In the absence of knowledge of the guest entering upon, or being upon her premises, the hostess was without opportunity to warn the plaintiff of any hidden defect upon the premises if, indeed, one did exist.
The ruling of the lower court that there was no duty owed by these defendants to this plaintiff under the facts in this case was correct, and its direction of a verdict for the defendants as a matter of law on this ground must be sustained.
Under this ruling it is unnecessary for us to consider the exceptions of the plaintiff to the ruling of the trial court relative to the contributory negligence of the plaintiff.
Judgment affirmed.
On Reargument
PER CURIAM.
The plaintiff upon reargument claims that the Court has failed to take into consideration the following factors: (1) that the time and date of the plaintiff's presence on the defendants' premises was established with reasonable definiteness by the telephone call mentioned in the main opinion; (2) that there was a long established custom on the part of the plaintiff, when visiting the defendants' home, to enter without knocking; and (3) that it was the duty of the defendants to anticipate the presence of the plaintiff and warn her of the conditions then existing.
The law does not require a host to warn his guest of a condition that the guest cannot reasonably be expected to encounter.

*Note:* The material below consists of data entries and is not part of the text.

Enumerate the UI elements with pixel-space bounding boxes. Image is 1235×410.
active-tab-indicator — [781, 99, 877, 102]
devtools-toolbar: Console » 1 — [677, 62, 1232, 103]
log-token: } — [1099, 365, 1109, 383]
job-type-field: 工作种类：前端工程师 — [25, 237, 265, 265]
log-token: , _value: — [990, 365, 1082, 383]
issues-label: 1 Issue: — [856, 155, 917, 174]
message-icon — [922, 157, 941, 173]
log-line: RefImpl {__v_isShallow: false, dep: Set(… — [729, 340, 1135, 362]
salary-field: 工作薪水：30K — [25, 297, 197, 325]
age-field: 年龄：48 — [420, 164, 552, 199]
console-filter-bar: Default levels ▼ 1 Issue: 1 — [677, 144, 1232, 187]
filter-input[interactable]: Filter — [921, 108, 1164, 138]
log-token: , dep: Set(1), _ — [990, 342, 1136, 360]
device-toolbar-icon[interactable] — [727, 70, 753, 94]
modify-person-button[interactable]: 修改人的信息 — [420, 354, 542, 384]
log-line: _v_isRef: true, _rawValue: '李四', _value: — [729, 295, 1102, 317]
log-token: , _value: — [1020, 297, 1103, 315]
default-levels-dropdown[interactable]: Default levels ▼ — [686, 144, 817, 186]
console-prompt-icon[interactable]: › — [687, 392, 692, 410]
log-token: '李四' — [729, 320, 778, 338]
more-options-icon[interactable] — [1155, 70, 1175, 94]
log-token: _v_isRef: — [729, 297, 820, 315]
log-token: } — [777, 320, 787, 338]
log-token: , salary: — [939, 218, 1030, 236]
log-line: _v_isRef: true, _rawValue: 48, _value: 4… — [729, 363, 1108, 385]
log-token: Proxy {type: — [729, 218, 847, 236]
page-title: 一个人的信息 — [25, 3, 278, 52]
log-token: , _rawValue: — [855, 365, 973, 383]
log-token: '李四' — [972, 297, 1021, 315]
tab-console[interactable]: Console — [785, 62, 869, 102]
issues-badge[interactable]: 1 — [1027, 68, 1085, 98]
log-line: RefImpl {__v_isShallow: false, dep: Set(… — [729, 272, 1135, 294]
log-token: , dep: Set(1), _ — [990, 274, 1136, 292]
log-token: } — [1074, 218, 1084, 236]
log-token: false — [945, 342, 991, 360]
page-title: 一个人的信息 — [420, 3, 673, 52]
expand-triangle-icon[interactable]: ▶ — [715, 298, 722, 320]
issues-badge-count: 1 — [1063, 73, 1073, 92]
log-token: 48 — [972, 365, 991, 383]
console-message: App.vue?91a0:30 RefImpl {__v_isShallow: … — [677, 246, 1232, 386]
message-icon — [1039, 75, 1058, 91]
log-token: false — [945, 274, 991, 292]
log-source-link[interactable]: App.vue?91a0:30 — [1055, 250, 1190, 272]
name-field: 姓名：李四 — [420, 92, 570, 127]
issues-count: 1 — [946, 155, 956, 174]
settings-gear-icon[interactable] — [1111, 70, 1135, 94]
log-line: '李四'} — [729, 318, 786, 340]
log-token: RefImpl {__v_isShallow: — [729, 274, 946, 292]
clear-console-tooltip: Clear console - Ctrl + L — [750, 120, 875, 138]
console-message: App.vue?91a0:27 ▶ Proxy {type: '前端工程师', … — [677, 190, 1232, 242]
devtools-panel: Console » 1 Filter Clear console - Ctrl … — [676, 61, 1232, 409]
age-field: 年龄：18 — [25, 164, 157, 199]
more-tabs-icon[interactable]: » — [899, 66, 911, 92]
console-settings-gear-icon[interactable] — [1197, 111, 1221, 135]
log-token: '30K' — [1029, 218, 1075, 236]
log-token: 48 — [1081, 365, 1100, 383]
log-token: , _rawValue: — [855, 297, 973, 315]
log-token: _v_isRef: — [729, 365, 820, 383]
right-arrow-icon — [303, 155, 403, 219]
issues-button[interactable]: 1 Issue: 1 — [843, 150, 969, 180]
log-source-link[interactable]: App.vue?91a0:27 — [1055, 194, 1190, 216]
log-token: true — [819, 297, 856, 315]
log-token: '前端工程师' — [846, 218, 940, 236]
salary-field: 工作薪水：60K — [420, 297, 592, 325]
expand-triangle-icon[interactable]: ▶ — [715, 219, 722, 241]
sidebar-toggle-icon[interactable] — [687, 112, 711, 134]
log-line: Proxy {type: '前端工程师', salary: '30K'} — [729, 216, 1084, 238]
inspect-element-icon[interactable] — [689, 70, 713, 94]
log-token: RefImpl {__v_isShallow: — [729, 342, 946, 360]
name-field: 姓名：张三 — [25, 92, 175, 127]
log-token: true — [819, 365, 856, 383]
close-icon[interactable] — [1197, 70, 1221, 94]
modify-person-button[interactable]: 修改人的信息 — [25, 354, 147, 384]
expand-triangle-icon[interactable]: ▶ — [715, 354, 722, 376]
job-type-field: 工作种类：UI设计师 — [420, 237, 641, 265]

Scheibel v. Lipton, 156 Ohio St. 308, 102 *226 N.E.2d 453, 464. The custom of the plaintiff had been to enter, without knocking, the front door of the premises formerly occupied by the defendants. The ordinary flight of stairs, upon which she received her injuries, was located in the interior of this new home of the defendants and would not have been encountered by the plaintiff had she followed her claimed custom.
At the time of the telephone call, the defendants' duty to anticipate the visit of the plaintiff did not extend to anticipating an unannounced entry of a house strange to the plaintiff by a side door to the exclusion of the obvious front, or streetside, entrance.
When the plaintiff ventured into the house, as she did, her entry gave rise to a situation of her own making and one against which she gave her host no reasonable opportunity to warn. In these circumstances we think the plaintiff, in claiming that the defendants were guilty of negligence, is seeking to visit her misfortune on those whom she chose not to give a fair chance of averting the accident.
Let the entry judgment affirmed go down.